Life and Family Hidayat Inayat-Khan, son of the Indian mystic and musician Hazrat Inayat Khan and Pirani Ameena Begum Ora Ray Baker Inayat-Khan of Albuquerque, New Mexico, was born into a family of most remarkable personalities. Hidayat’s great-great grandfather was Tipu Sultan, the "Tiger of Mysore", last Supreme Potentate of All India, whose palace on the fortified island of Sering Pathan was guarded by living tigers. The great Sultan’s principle, in resisting the English conquerors to the death, was, "Better to live one day as a tiger than one year as a sheep". The Sultan’s citadel was destroyed in a historic battle, and one of his sons was killed in the mutiny of 1857, leaving a daughter, the Princess of Mysore, who was miraculously saved and raised in secret within the precincts of what used to be the citadel. Later she became the bride of India’s most famous singer and musician, Mula Bux, who was universally known as "The Morning Star of the East" and was raised to the rank of princehood by the ruling Raja.

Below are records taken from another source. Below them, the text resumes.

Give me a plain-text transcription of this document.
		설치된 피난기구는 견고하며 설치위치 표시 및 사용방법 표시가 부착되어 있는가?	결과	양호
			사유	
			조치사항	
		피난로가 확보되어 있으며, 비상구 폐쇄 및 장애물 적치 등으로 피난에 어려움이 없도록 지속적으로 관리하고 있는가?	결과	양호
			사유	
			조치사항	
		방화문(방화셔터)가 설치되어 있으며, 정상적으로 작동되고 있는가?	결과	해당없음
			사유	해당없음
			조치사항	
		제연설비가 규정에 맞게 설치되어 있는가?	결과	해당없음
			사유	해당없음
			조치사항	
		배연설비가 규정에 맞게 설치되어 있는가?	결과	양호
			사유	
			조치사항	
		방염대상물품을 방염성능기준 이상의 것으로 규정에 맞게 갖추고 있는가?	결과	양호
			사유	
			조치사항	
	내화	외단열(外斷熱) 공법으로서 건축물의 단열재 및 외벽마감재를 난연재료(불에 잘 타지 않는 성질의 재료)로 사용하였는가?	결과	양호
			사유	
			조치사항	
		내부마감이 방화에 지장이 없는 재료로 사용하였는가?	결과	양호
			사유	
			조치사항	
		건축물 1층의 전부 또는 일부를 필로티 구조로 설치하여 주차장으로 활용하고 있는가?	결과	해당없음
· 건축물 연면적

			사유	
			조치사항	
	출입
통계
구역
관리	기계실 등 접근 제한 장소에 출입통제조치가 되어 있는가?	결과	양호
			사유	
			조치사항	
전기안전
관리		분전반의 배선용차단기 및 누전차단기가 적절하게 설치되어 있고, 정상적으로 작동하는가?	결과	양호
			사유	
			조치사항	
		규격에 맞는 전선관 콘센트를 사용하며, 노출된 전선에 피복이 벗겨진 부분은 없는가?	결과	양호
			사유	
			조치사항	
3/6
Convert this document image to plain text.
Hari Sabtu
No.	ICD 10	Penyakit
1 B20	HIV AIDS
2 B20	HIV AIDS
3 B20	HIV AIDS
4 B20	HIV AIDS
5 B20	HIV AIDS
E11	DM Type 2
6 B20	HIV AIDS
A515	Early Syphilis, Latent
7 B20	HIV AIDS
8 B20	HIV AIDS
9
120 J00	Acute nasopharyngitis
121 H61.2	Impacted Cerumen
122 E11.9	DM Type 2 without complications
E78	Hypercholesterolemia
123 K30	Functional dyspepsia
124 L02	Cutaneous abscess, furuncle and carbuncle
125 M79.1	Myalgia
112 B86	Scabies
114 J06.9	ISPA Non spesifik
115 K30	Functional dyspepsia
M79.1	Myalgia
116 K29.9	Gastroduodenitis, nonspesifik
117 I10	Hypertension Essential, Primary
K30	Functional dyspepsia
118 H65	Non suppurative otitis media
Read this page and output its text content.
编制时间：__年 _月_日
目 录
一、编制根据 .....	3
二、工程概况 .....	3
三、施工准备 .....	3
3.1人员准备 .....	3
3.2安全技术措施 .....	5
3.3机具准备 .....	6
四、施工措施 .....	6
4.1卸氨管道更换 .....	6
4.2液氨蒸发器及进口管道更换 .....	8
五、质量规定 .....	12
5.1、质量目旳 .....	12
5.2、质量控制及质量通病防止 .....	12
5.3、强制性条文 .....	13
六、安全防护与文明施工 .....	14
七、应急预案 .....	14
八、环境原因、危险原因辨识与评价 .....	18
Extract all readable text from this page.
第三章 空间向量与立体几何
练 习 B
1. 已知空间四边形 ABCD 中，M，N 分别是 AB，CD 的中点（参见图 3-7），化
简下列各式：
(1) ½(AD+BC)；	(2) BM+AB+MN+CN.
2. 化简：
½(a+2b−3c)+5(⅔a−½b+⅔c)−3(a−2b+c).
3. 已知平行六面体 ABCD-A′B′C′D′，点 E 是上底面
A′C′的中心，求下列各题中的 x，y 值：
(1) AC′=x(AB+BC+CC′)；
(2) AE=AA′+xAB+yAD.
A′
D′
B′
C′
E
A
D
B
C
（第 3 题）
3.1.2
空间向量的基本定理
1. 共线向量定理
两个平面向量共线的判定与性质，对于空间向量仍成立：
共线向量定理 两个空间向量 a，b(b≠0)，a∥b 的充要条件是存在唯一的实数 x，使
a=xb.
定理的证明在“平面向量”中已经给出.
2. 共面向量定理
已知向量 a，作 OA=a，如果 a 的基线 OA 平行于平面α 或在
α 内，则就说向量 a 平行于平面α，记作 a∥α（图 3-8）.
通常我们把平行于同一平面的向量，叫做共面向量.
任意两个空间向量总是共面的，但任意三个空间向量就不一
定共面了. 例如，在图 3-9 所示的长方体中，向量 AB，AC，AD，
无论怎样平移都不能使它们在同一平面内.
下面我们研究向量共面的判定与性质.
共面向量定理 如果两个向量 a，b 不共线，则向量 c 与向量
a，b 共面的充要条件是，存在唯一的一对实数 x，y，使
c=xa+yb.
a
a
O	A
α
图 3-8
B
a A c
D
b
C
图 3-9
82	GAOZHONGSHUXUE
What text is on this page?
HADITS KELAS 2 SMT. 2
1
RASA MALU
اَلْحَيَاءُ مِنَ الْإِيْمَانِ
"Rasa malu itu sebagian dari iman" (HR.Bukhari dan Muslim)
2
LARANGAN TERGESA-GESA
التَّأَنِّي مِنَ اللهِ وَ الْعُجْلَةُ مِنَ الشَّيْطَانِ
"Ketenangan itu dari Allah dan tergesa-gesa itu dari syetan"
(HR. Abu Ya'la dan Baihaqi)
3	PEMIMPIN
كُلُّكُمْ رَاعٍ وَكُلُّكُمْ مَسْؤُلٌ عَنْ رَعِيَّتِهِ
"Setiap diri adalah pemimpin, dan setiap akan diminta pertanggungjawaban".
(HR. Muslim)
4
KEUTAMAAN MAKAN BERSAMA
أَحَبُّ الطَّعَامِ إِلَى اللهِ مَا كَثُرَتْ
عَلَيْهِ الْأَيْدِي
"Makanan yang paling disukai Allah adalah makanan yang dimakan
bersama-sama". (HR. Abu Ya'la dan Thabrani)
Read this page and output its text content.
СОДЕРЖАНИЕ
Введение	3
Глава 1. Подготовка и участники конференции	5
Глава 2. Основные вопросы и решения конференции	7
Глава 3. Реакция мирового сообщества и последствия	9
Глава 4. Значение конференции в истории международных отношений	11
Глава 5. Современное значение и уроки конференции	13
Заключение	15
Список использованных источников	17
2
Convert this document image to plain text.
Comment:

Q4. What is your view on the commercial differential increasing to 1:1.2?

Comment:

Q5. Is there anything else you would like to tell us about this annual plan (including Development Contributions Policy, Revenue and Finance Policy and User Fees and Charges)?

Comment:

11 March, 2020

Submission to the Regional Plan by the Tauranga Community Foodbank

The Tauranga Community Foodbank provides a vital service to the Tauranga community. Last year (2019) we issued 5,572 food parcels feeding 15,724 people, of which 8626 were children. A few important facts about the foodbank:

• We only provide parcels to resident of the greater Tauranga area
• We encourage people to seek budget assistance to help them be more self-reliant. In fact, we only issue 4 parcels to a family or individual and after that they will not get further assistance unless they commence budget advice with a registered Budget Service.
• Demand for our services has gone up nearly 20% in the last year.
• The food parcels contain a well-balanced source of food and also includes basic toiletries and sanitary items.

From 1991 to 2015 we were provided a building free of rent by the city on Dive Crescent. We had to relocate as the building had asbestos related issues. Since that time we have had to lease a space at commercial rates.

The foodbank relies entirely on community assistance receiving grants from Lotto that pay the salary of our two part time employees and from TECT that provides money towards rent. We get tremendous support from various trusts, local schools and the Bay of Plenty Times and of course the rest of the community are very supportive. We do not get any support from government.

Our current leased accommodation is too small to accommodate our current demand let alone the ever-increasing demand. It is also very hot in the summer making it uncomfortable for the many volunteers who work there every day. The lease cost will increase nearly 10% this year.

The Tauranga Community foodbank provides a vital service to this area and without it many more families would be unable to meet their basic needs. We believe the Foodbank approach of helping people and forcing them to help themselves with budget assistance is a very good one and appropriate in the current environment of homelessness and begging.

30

Mula Bux founded the first Academy of Music in India, and also invented the music notation system bearing his name. He restored the fundamentals of Indian classical traditions in all fields of music, and in so doing received rewards and recognition from monarchs all over India. The first royal child to be born from his union with the Princess of Mysore was a daughter called Khatidja, who later became the mother of Inayat Khan.
Professor Inayat Khan was also the greatest singer, vina player and composer in his time, and was crowned as "Tansen" at the courts of the Nizam of Hyderabad, Mir Maheboob Ali Khan, known as the "Saintly King". It was this great Nizam who granted Hidayat’s father all the necessary help in breathing new life into India’s most sacred music and propagating it across India. Professor Inayat Khan was also the author of several books on Indian music, in particular Minca-I-Musicar, in which several songs of the author’s own composition are published in the Mula Bux notation. Another ancestor of Hidayat’s was Saint Jumma Shah from Punjab, whose holy tomb near Lahore is still visited by numerous pilgrims in homage and gratitude for the inspiration which radiates from his shrine. It is from this sacred spot that Hazrat Inayat Khan started out in 1901 on his musical travels, in the course of which he was royally welcomed by Maharajas and Nawabs all over India.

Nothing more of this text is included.